We believe that if this approach — supporting small, sustainable solutions through affordable credit — is magnified, it will finally liberate the hundreds of millions of people whose lives are dominated by lack of clean water and sanitation, and empower them to better their circumstances.
More Access, Faster
Among the seventeen Sustainable Development Goals established by the United Nations is an ambitious yet achievable goal for water and sanitation: Ensure availability and sustainable management of water and sanitation for all (Goal 6). The World Bank estimates that meeting this goal by the 2030 deadline will take worldwide investments of $114 billion a year. Current aid for water and sanitation across all areas (including infrastructure, supply, and access) only adds up to $8 billion a year. If we continue to limit our thinking to aid and traditional development assistance, then the difference between these numbers is insurmountable.
However, the problem becomes more solvable if we consider targeting charity to those who need it most and use financing to empower others to achieve their own water solutions. Interventions like WaterCredit unleash the latent demand and problem-solving power of our borrowers. Each repaid loan goes on to enable the next family. Investors reinvest their returns. The gap narrows.
The problem of scale is paramount when there are more than two billion people left to reach. Microfinance has the power to reach more people, faster. Water.org, for its part, aims to reach sixty million more people over the next five years. To do this, we will diversify the types of financial institutions delivering affordable loans, and we will work with partners throughout the water-service supply chain to pioneer new methods of delivering financing. We know that this five-year target is achievable, but we also know that it matches only 10 percent of the estimated demand for affordable financing. There needs to be far more support through better policies and an increase in capital injected into the system to encourage other microfinance institutions to enter this sector.
Water.org's programs have demonstrated that clean water and sanitation is a viable market, and we are not alone in understanding its potential. The Bill & Melinda Gates Foundation estimates that the global market for microfinance in water is $12 billion. Deloitte's Monitor Inclusive Markets estimates a $10 billion to $14 billion market for toilets in rural India alone. The demand exists, as does the approach to meet it. Now we are beginning to see the missing piece: the investment capital that will catalyze the process. To tap into this new source of capital, Water.org recently launched WaterEquity, a fully dedicated and staffed impact investment manager. WaterEquity creates the opportunity, through a series of investment funds, for accredited investors to put their capital to work to achieve extensive social impact, while also producing financial returns.

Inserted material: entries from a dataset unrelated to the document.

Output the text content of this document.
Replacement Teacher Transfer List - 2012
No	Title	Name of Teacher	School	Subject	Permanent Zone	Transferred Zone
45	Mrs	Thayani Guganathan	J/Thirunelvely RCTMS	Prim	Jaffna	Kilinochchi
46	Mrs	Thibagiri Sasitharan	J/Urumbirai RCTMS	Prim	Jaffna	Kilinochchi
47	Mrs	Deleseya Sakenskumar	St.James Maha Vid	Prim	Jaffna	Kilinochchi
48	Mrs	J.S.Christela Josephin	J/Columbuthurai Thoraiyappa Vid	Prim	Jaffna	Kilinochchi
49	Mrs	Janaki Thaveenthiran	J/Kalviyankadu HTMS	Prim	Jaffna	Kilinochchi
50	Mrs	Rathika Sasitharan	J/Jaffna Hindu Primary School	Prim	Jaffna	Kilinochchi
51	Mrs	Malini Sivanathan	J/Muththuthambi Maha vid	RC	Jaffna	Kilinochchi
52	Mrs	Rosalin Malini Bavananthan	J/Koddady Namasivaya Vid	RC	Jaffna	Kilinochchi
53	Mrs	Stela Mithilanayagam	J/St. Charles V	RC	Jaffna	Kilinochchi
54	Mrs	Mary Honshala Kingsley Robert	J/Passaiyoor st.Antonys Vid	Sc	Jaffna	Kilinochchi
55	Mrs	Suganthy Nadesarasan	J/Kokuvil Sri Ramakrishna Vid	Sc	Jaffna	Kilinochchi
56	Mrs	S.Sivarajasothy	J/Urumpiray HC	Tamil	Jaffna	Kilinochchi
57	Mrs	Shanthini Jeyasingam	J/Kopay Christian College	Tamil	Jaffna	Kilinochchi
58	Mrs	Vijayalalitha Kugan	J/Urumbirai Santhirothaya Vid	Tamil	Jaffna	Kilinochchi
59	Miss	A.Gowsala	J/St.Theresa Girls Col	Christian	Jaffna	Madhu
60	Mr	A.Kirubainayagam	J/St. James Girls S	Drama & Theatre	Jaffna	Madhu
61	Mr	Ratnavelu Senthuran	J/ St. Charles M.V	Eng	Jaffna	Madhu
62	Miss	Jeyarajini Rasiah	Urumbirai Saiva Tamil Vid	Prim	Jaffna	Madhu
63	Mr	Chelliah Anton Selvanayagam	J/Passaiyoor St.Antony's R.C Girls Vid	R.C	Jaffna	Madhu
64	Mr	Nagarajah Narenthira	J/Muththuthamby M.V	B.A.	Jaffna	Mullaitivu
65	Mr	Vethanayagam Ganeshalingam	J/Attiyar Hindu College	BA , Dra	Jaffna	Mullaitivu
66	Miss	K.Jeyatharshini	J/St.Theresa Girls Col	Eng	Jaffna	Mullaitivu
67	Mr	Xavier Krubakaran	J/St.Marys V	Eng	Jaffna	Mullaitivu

For some people, getting fresh water is as easy as turning the handle on a spigot. For others, it is a daily struggle that dominates their lives. This inequality demands action. But the actions we take will not be enough to end the crisis if we define people only by their needs. Nureni and Leneriza are agents of their own solutions; their needs, in comparison, were straightforward and achievable. With simple access to microfinance, people like them are ready to bring the water and sanitation crisis into its final years.
Gary White is the CEO and co-founder of Water.org and WaterEquity, nonprofits dedicated to empowering people in the developing world to gain access to safe water and sanitation.
Matt Damon is co-founder of Water.org and WaterEquity, and an Academy Award-winning actor, screenwriter, and producer.